As for the success or otherwise of a tour many consider a meaningless junket, you would have to assume many among the arena’s third-highest ever football crowd left happy, certainly the hordes of bright-eyed children in Messi shirts. But the whiff of a mild con will linger.

A view of the action in the MCG. Photograph: Joe Castro/EPA

The prospect of a face-off between Messi and Brazilian superstar Neymar prompted very real buzz when this game was announced in February. Quiet night aside, Messi has done his bit, charming local fans in the past few days and even going so far as to lead two children onto the arena tonight as his team-mates handled one each. Not so Neymar, who chose an off-season rest.

The sheer size of the crowd is certainly nothing to be sneezed at, but the more troubling figure was always more likely to come a night earlier, when only 29,785 fans turned up at 53,500-capacity Adelaide Oval to watch the Socceroos in a context-heavy World Cup qualifier.

Worthy of note too is that Superclásico ticket sales hummed along unabated despite months of headlines like “Brazil don’t want to play Argentina in MCG clash, says Tite”. That one came via the since-deposed Argentinian coach Edgardo Bauza, who went in a short space of time from calling this encounter “special”, and stressing that his side were looking forward to the trip, to providing one of the least inspiring preambles to any football match in recorded history.

“Because it comes after the club season the players don’t really want to know about it,” Bauza, freed from his obligations, said in March. “They want to go on holiday, they’re planning which beach they’re going to be lying on with their women. And then you tell them that they have to go to Australia! I ran into [Brazil coach] Tite in Europe recently, and I asked him if he wanted to go and play the game. He said that he didn’t. ‘OK,’ I told him, ‘let’s play out a 0-0 draw so neither of us gets attacked by our press.’ And we burst out laughing.”

Other Brazilians who joined Neymar in skipping out were Liverpool’s Roberto Firmino, plus Marquinhos, Miranda, Marcelo and Dani Alves. Appearing in their place were names that might well have come from the rosters of an unlicensed video game; fine in the A-League, not so much when you’re dropping a good deal of a week’s wages to get the whole family through the gate.

Those in attendance paid anywhere from A$79 to A$475 for a seat, and learned that such a thing as a “platinum restricted view” exists. Just $229 for one of those. When Canada became the first international side to play on the MCG in 1924, their tour left them £372 in debt. Early indications are these sides have done a little better.

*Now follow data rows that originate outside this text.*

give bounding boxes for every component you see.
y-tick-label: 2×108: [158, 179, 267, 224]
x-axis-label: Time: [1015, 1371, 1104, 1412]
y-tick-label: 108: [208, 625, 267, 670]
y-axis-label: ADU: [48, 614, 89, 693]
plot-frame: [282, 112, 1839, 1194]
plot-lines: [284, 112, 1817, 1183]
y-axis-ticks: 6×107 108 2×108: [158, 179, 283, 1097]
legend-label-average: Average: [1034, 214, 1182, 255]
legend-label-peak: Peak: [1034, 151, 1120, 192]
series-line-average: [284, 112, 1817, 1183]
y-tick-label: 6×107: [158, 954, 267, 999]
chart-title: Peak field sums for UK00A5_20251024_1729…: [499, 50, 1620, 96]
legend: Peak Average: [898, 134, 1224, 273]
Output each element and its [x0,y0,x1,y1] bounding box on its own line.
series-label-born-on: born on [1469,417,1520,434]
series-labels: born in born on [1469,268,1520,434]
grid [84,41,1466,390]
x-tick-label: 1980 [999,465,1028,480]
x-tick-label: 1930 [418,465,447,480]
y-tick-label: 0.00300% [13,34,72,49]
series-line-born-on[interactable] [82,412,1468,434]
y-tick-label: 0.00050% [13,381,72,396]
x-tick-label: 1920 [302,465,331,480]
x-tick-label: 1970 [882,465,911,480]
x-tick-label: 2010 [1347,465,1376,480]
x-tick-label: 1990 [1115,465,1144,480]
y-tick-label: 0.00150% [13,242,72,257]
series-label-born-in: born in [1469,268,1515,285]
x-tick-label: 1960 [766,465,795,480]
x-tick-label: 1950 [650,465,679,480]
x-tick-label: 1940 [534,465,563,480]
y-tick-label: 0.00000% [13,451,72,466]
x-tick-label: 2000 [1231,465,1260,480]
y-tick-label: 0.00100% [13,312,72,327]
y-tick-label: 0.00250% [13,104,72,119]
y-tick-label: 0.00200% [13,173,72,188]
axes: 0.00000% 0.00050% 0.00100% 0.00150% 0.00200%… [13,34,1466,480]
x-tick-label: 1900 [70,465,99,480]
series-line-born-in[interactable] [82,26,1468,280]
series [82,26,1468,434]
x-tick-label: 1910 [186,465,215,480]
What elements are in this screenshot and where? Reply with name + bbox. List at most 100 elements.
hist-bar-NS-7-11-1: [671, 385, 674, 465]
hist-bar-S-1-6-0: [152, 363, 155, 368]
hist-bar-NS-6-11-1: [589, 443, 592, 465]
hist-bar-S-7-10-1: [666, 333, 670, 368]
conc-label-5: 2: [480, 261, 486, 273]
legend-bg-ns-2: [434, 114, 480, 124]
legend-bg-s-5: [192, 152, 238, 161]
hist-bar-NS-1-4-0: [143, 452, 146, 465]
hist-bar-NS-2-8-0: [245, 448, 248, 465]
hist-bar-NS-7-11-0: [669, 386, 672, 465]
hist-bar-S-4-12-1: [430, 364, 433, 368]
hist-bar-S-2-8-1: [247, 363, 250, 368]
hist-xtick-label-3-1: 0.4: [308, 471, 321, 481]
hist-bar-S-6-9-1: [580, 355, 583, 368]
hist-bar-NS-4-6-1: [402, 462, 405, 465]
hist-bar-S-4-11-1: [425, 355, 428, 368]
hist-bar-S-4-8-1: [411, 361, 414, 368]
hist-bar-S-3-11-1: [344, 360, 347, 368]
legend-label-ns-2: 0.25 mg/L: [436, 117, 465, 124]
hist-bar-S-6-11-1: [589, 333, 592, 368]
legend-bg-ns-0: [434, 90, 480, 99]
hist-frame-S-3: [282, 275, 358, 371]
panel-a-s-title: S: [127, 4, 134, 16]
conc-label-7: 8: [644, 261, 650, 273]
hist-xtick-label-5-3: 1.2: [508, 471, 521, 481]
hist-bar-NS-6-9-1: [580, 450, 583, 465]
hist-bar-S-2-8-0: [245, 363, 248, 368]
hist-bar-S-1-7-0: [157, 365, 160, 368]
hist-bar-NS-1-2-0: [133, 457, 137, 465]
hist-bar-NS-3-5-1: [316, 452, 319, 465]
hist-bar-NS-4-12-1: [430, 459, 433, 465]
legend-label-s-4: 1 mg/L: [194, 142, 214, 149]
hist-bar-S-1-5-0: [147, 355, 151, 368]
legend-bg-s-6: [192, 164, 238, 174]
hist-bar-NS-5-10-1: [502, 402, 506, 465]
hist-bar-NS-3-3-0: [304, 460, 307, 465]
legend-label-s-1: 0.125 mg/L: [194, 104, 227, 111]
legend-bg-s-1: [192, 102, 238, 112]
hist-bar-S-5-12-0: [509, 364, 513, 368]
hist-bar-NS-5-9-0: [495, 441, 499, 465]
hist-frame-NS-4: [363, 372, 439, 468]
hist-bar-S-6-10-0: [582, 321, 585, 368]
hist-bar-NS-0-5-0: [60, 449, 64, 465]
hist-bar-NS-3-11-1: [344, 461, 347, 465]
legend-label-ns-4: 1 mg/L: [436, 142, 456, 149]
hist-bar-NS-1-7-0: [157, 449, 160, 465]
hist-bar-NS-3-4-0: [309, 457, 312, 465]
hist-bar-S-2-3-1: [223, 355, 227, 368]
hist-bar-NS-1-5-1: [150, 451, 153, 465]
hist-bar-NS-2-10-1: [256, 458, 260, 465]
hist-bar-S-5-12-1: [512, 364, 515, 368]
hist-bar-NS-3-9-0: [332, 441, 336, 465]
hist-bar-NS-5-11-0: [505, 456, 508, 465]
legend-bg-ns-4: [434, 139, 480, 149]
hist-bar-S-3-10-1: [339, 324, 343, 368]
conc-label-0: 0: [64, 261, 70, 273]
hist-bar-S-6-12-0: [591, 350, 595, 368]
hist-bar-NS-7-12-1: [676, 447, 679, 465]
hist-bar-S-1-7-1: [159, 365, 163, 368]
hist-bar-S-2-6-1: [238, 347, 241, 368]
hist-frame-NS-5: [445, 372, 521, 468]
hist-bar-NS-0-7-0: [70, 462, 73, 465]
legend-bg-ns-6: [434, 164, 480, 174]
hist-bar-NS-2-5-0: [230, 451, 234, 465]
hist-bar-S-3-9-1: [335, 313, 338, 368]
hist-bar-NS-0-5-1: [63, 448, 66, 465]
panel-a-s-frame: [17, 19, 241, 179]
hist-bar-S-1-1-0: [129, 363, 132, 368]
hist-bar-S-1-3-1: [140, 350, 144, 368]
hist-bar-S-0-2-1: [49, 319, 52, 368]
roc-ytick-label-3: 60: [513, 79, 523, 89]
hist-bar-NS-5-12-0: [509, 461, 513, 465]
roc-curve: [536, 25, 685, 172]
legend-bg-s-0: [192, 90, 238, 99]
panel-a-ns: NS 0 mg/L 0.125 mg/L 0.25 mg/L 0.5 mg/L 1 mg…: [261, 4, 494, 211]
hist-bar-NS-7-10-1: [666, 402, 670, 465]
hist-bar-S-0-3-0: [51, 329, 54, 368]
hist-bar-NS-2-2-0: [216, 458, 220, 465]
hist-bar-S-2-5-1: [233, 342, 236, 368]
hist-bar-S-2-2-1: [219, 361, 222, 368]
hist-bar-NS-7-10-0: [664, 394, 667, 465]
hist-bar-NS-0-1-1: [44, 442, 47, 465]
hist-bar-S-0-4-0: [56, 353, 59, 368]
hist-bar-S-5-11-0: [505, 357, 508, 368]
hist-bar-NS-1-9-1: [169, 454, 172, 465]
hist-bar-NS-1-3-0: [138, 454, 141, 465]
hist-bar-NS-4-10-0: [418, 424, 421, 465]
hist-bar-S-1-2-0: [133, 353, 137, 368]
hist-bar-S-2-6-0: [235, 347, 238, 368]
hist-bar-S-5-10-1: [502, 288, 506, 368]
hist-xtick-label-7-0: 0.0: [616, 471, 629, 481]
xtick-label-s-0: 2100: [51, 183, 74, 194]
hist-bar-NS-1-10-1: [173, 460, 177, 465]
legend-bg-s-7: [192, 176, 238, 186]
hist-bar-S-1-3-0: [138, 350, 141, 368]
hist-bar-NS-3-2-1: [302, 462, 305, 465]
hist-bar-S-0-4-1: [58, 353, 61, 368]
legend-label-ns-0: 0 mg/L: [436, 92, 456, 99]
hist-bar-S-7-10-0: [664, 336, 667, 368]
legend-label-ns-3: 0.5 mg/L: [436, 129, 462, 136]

One useful thing these big-money tours do is reveal the strange philosophical undercurrents in Australian football fandom. Two weeks ago, as part of a bargain-basement broadcast cobbled together by the ABC, a local comedian named Aaron Chen became an internet hate figure for an Andy Kaufmanesque pre-game vox pop, and the national broadcaster was excoriated by senior figures in the Australian game. Its sin: not taking seriously a “Liverpool” team containing the 39-year-old, four-years-retired Jamie Carragher. When you think of it that way, maybe Melbourne got a bargain.